Friday, August 16, 2013

Time for another belt

Back in the day, everyone used old utility motors scavenged from furnace blowers and the like to power various workshop tools.  Sometimes you simply added an arbour to the motor shaft, which slid over the shaft to be secured by a grub screw, with a threaded end used for holding a grinding stone, buffing wheel or whatever.  Several years ago I went into Canadian Tire in search of such an arbour, and no one I talked to had ever heard of such a thing, so I had to turn one on the metal lathe.  In other cases, you ran a tool from the motor using a V-belt.  
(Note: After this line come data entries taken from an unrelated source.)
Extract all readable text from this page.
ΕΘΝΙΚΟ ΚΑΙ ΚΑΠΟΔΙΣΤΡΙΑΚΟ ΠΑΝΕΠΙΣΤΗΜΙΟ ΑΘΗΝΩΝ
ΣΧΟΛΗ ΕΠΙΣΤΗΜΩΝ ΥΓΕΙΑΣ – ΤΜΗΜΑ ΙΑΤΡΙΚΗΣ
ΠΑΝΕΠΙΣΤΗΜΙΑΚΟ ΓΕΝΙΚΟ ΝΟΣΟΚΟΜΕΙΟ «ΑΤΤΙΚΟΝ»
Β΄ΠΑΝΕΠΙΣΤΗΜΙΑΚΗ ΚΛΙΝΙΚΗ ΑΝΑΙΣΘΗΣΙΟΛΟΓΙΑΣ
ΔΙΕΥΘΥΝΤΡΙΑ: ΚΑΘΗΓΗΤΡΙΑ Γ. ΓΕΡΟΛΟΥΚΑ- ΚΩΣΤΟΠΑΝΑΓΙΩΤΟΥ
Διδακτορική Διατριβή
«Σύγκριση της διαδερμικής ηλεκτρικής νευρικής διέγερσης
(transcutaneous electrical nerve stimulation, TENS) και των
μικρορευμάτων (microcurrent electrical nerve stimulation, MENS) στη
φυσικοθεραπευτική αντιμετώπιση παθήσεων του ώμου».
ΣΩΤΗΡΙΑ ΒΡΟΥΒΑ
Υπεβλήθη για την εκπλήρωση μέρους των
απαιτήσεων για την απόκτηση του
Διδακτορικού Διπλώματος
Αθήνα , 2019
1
Carl W. Bertsch.  The WISE Handbook of Basic Home Carpentry
New York:  Wm. H. Wise & Co., Inc., 1952.
I found several older belt packages in my shop:





In 1911, Charles Gates bought the Colorado Tire and Leather Company in Denver, whose sole product was the Durable Tread, a band of leather imbedded with steel studs that early motorists wrapped around their tires to help extend the mileage on what passed for roads in those days.  By 1917, the company name changed to the International Rubber Company, reflecting a change in its manufacturing material.  The same year, Charles' brother John came up with a belt made of rubber and woven threading shaped like a V, which gave it its name.  This was intended to replace the standard hemp rope belts used at the time to power machinery and automobiles.  Eventually, this became the company's staple.  Renamed the Gates Rubber Company, the company expanded across the U.S. and, in 1954, across the border to Brantford, Ontario.  In 1980, it added the Uniroyal Power Transmission Company to its assets, becoming the world's largest producer of power transmission belts, a title it retains to this day.  Family ownership ended in 1996 when the company was sold to Tomkins plc, a British engineering firm.